Fault-finding took a cultural turn, however, when Hossein Dehbashi, director of Rouhani's 2013 presidential campaign advertisements who was later banished from the president's inner circle, found a symbolic significance in the venue of the joint presser of Hassan Rouhani and Italian PM Matteo Renzi.

 

 “I am sure that a president as patriotic as Dr. Rouhani has become extremely upset afterwards, but didn’t his cultural and media advisors have the necessary literacy or vigilance to cast a moment of doubt over the exceptional choice of the Rome municipality’s Capitoline Museum for holding an official meeting between the heads of the two countries and signing a load of MoUs? And in the shadow of Marcus Aurelius Antoninus, … the man who crushed Iranians in the age of Parthians and the rule of the Arsacid dynasty?” Apparently, Dehbashi had seen this as an intentional move by the Italian side to humiliate Iranian guests through revival of historical confrontations between archenemies of the ancient world, the Romans and the Persians.

 

Rouhani supporters scoffed at Dehbashi’s remarks and saw it as vengeance on Rouhani. Reza Rashidpour, popular TV host who seems to have replaced Dehbashi in Rouhani’s media team, accused his predecessor of being “impolite or at least ungrateful”. Rashidpour called Dehbashi 'delusional' for assuming for himself a key role in election of Rouhani to presidency, and questioned Dehbashi's business activities after Rouhani was elected to presidency.

 

Statues had made headlines earlier, not because of their subject's brutality, but for their nudity.

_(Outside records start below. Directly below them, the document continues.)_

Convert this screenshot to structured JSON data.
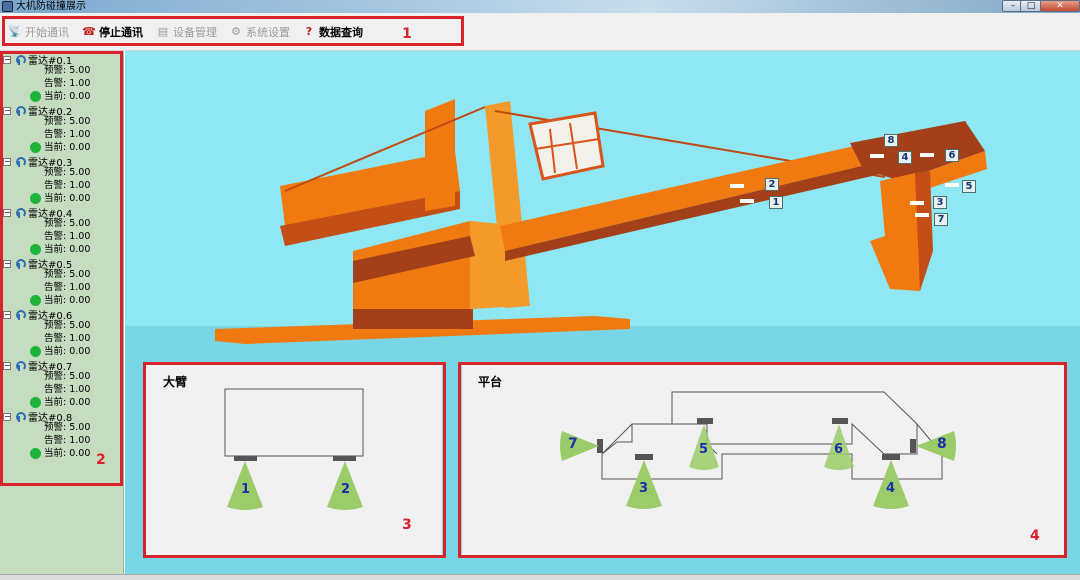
{
  "window": {
    "title": "大机防碰撞展示",
    "controls": {
      "minimize": "–",
      "maximize": "□",
      "close": "✕"
    }
  },
  "toolbar": {
    "items": [
      {
        "label": "开始通讯",
        "icon": "antenna-icon",
        "enabled": false
      },
      {
        "label": "停止通讯",
        "icon": "phone-icon",
        "enabled": true
      },
      {
        "label": "设备管理",
        "icon": "device-icon",
        "enabled": false
      },
      {
        "label": "系统设置",
        "icon": "settings-icon",
        "enabled": false
      },
      {
        "label": "数据查询",
        "icon": "query-icon",
        "enabled": true
      }
    ]
  },
  "sidebar": {
    "radars": [
      {
        "name": "雷达#0.1",
        "warn": "预警: 5.00",
        "alarm": "告警: 1.00",
        "current": "当前: 0.00",
        "status_color": "#1fb33a"
      },
      {
        "name": "雷达#0.2",
        "warn": "预警: 5.00",
        "alarm": "告警: 1.00",
        "current": "当前: 0.00",
        "status_color": "#1fb33a"
      },
      {
        "name": "雷达#0.3",
        "warn": "预警: 5.00",
        "alarm": "告警: 1.00",
        "current": "当前: 0.00",
        "status_color": "#1fb33a"
      },
      {
        "name": "雷达#0.4",
        "warn": "预警: 5.00",
        "alarm": "告警: 1.00",
        "current": "当前: 0.00",
        "status_color": "#1fb33a"
      },
      {
        "name": "雷达#0.5",
        "warn": "预警: 5.00",
        "alarm": "告警: 1.00",
        "current": "当前: 0.00",
        "status_color": "#1fb33a"
      },
      {
        "name": "雷达#0.6",
        "warn": "预警: 5.00",
        "alarm": "告警: 1.00",
        "current": "当前: 0.00",
        "status_color": "#1fb33a"
      },
      {
        "name": "雷达#0.7",
        "warn": "预警: 5.00",
        "alarm": "告警: 1.00",
        "current": "当前: 0.00",
        "status_color": "#1fb33a"
      },
      {
        "name": "雷达#0.8",
        "warn": "预警: 5.00",
        "alarm": "告警: 1.00",
        "current": "当前: 0.00",
        "status_color": "#1fb33a"
      }
    ]
  },
  "scene": {
    "radar_tags": [
      "1",
      "2",
      "3",
      "4",
      "5",
      "6",
      "7",
      "8"
    ]
  },
  "panels": {
    "boom": {
      "title": "大臂",
      "sensors": [
        "1",
        "2"
      ]
    },
    "platform": {
      "title": "平台",
      "sensors": [
        "3",
        "4",
        "5",
        "6",
        "7",
        "8"
      ]
    }
  },
  "annotations": [
    "1",
    "2",
    "3",
    "4"
  ],
  "colors": {
    "highlight": "#d8232a",
    "sensor_cone": "#9ccc6a",
    "sensor_label": "#1a2fa8",
    "crane_orange": "#f07a10",
    "crane_dark": "#a3401a"
  }
}
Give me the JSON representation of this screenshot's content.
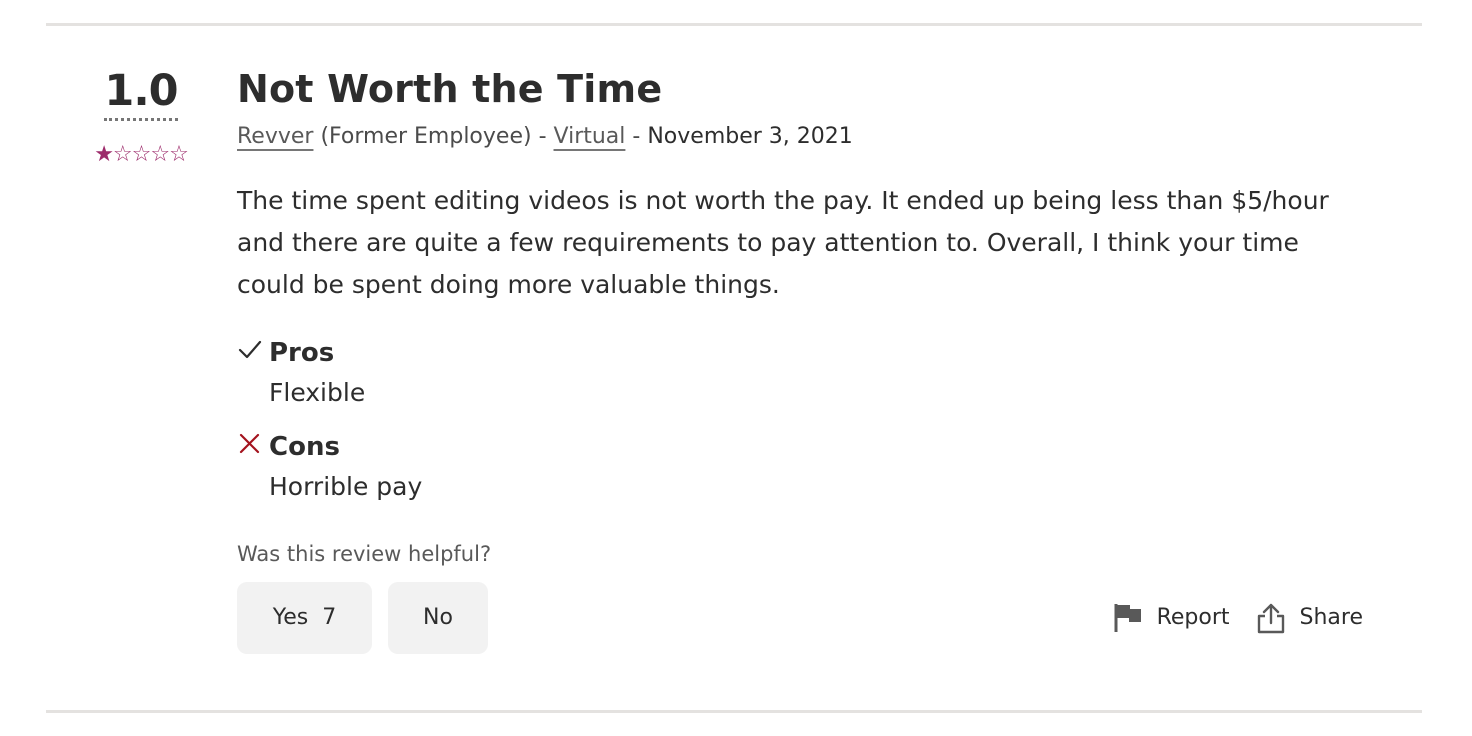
{
  "review": {
    "rating": "1.0",
    "stars": "★☆☆☆☆",
    "title": "Not Worth the Time",
    "company": "Revver",
    "role": "(Former Employee)",
    "separator": " - ",
    "location": "Virtual",
    "date": "November 3, 2021",
    "body": "The time spent editing videos is not worth the pay. It ended up being less than $5/hour and there are quite a few requirements to pay attention to. Overall, I think your time could be spent doing more valuable things.",
    "pros": {
      "heading": "Pros",
      "text": "Flexible"
    },
    "cons": {
      "heading": "Cons",
      "text": "Horrible pay"
    }
  },
  "feedback": {
    "question": "Was this review helpful?",
    "yes_label": "Yes",
    "yes_count": "7",
    "no_label": "No",
    "report_label": "Report",
    "share_label": "Share"
  },
  "icons": {
    "pros": "check-icon",
    "cons": "x-icon",
    "report": "flag-icon",
    "share": "share-icon"
  },
  "colors": {
    "star": "#9d2b6b",
    "cons_mark": "#a4131e",
    "divider": "#e4e2e0",
    "button_bg": "#f2f2f2"
  }
}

Photos that were released from Rouhani's first day of visit showed nude masterpieces of Italian sculpture enclosed with wooden boxes during the Iranian president's visit to the Capitoline Museum, in a move to respect the 'cultural sensitivities' of the Iranian delegation. Inside Iran, the hardliner media preferred not to highlight. Although it is predictable that the Italian officials' decision would be touted as a symbol of Iran's increasing international status had it happened during visit by a Principlist official to the country.

 

The move, however, raised the anger of Italian media however. "Covering those nudes ... meant covering ourselves. Was it worth it, in order not to offend the Iranian president, to offend ourselves?" wrote the left-leaning La Repubblica according to a report by Reuters. Italian Minister of Cultural Heritage Dario Franceschini called the decision "incomprehensible", claiming that he had not been informed about it. Nonetheless, it seems that trade agreements worth over 18 billion dollars between Italy and sanction-relieved Iran, such criticisms will be short-lived.